S-adenosylmethionine (SAM) is an important nucleoside that serves as an activated group donor in a broad array of metabolic and biosynthetic reactions, including methylations, propylamine group transfer in polyamine synthesis, and SAM radical-mediated vitamin synthesis. The majority of cellular SAM is used in methylation of macromolecules of prokaryotes and eukaryotes, yielding S-adenosylhomocysteine (SAH) as a product. SAM involvement in synthesis of polyamine and acylhomoserine lactones results in the production of 5′-methylthioadenosine (MTA). In vitro studies have shown that thionucleoside excess inhibits mammalian and bacterial methyltransferase and polyamine synthase activities. Therefore, inhibition of MTA/SAH nucleosidase activity is predicted to cause an accumulation of MTA and SAH within bacterial cells and lead to inhibition of methylase and polyamine synthase activities that are growth inhibitory (Beeston & Surette, 2002). In a recent study, the intracellular concentrations of SAM and SAH in the wild-type E. coli strain MG1655 (OD600=1.62±0.16) were determined to be 0.4mM, and 1.3μM, respectively (Halliday et al., 2010). A deletion of MTA/SAH nucleosidase in this strain caused an intracellular accumulation of SAH to levels that were approximately 50-fold greater than those found in the wild-type bacteria. These levels would be sufficient to inhibit a variety of bacterial methyltransferases in vitro (Reich & Mashhoon, 1991, Reich & Mashhoon, 1990, Simms & Subbaramaiah, 1991). In mammalian cells, buildup of MTA and SAH can affect cAMP metabolism, endothelial expression of adhesin molecules and cytokine secretion (Riscoe et al., 1984, Cerri et al., 1993). Therefore, breakdown of MTA and SAH is critical for the regulation of cellular processes in bacteria as well as in mammals, and these thionucleosides are quickly catabolized so that levels are typically maintained at submicromolar concentrations inside cells. In spite of this, the importance of MTA/SAH nucleosidase (EC 3.2.2.9) remains generally underappreciated. Only recently, it has been reported that the enzyme also catabolizes 5′ deoxyadenosine (5′dADO), the product of SAM radical reactions, suggesting that it is in fact a tri-substrate specific nucleosidase, broadly involved in bacterial metabolism (Choi-Rhee & Cronan, 2005, Challand et al., 2009, Challand et al., 2010). The crucial roles of this enzyme in bacterial metabolism are reviewed here.

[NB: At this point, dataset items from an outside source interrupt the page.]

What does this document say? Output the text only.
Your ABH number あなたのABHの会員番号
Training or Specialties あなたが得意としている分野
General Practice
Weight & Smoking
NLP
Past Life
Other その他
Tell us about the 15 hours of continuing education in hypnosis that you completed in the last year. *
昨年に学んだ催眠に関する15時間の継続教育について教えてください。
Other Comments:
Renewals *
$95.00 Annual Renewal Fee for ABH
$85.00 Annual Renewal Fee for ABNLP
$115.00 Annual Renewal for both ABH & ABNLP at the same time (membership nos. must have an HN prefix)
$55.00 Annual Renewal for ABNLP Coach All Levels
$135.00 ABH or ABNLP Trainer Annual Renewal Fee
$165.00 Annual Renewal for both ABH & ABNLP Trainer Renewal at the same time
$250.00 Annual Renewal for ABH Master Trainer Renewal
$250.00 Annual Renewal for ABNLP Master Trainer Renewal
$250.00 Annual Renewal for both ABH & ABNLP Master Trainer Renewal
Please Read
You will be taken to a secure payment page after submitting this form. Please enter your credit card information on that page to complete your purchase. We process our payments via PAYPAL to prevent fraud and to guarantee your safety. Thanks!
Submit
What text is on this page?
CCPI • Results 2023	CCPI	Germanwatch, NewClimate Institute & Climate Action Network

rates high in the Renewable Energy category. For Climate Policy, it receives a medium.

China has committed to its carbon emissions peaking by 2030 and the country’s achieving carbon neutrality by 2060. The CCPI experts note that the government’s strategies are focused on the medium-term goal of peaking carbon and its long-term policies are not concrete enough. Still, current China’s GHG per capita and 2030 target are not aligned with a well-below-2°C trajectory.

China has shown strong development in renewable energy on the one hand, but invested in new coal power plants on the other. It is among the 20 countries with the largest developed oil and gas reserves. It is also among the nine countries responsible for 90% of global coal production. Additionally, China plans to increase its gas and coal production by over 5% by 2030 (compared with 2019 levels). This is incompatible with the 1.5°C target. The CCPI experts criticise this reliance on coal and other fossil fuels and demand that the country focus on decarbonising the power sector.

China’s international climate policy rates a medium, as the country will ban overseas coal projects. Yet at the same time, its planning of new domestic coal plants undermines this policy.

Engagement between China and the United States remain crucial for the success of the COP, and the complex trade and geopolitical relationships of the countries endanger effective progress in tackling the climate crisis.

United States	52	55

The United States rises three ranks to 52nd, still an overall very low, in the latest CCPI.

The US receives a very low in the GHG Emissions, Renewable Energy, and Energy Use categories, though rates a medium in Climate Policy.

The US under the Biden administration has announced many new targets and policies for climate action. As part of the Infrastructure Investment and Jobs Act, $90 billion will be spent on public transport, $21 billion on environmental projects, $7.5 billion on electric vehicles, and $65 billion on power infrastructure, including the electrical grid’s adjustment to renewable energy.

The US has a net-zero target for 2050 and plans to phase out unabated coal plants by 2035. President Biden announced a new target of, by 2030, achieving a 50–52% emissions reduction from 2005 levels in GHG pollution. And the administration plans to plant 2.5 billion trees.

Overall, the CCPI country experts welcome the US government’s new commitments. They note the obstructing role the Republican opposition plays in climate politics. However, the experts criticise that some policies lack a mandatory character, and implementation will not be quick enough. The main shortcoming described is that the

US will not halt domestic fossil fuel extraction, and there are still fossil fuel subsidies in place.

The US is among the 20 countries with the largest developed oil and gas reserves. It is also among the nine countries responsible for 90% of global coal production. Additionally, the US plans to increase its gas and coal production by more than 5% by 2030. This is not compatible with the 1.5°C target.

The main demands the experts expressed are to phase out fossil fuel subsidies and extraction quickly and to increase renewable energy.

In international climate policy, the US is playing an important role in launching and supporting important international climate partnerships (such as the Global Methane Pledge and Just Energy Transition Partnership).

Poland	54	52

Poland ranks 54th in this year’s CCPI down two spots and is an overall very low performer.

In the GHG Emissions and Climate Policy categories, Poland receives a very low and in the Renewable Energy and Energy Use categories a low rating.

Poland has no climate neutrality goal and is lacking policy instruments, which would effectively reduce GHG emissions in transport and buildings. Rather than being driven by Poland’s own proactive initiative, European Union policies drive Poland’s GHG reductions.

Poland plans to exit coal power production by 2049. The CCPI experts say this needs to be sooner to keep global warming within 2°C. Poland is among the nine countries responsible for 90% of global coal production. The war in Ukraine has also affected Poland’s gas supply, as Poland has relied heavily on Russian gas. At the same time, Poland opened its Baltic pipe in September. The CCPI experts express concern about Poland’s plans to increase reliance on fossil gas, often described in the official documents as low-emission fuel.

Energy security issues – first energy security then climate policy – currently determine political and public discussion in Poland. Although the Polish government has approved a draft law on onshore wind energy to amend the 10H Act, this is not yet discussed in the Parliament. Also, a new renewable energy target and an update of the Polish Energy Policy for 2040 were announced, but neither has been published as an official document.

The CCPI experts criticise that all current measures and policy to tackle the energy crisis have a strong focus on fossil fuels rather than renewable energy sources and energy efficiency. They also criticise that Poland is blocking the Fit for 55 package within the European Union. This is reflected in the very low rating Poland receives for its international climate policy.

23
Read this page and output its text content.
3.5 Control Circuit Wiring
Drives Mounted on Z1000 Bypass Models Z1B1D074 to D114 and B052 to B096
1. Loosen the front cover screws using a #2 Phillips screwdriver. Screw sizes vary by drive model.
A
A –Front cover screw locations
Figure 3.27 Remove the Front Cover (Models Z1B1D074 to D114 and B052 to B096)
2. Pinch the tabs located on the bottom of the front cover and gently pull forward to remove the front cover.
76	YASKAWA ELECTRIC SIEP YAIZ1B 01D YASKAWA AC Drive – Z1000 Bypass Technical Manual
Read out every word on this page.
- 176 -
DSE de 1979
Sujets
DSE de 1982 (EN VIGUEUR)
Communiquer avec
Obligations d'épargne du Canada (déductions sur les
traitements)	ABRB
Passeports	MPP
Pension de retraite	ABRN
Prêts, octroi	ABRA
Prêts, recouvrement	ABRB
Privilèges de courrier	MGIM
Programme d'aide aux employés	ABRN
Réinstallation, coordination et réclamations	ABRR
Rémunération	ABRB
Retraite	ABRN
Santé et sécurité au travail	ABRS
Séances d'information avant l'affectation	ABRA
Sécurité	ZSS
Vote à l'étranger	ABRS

Previous studies examined the presence of MTA/SAH nucleosidase and SAH hydrolase (EC 3.3.1.1) among bacterial species with completely sequenced genomes (Sun et al., 2004, Winzer et al., 2002a). Sun and coworkers showed that 51 of 138 bacterial species possess cytoplasmic MTA/SAH nucleosidase, 60 possess SAH hydrolase, while only a few possess both enzymes. Approximately 20% of the examined bacterial species lack both enzymes, but these are primarily symbionts and intracellular pathogens that probably rely on host enzymes for MTA, SAH and 5′dADO catabolism (Sun et al., 2004, Winzer et al., 2002a). Borrelia burgdorferi is the only known species of bacteria to possess three homologs of MTA/SAH nucleosidase, two of which are exported (Fraser et al., 1997, Parveen & Leong, 2000, Parveen et al., 2006). In fact, Bgp, a MTA/SAH nucleosidase that also displays affinity for heparin has been shown to be present on the surface of bacteria (Parveen & Leong, 2000, Parveen et al., 2006). Furthermore, all three homologs are functional MTA/SAH nucleosidases [(Parveen et al., 2006, Cornell et al., 2009), and unpublished data], suggesting that these enzymes play a crucial role in the B. burgdorferi life cycle.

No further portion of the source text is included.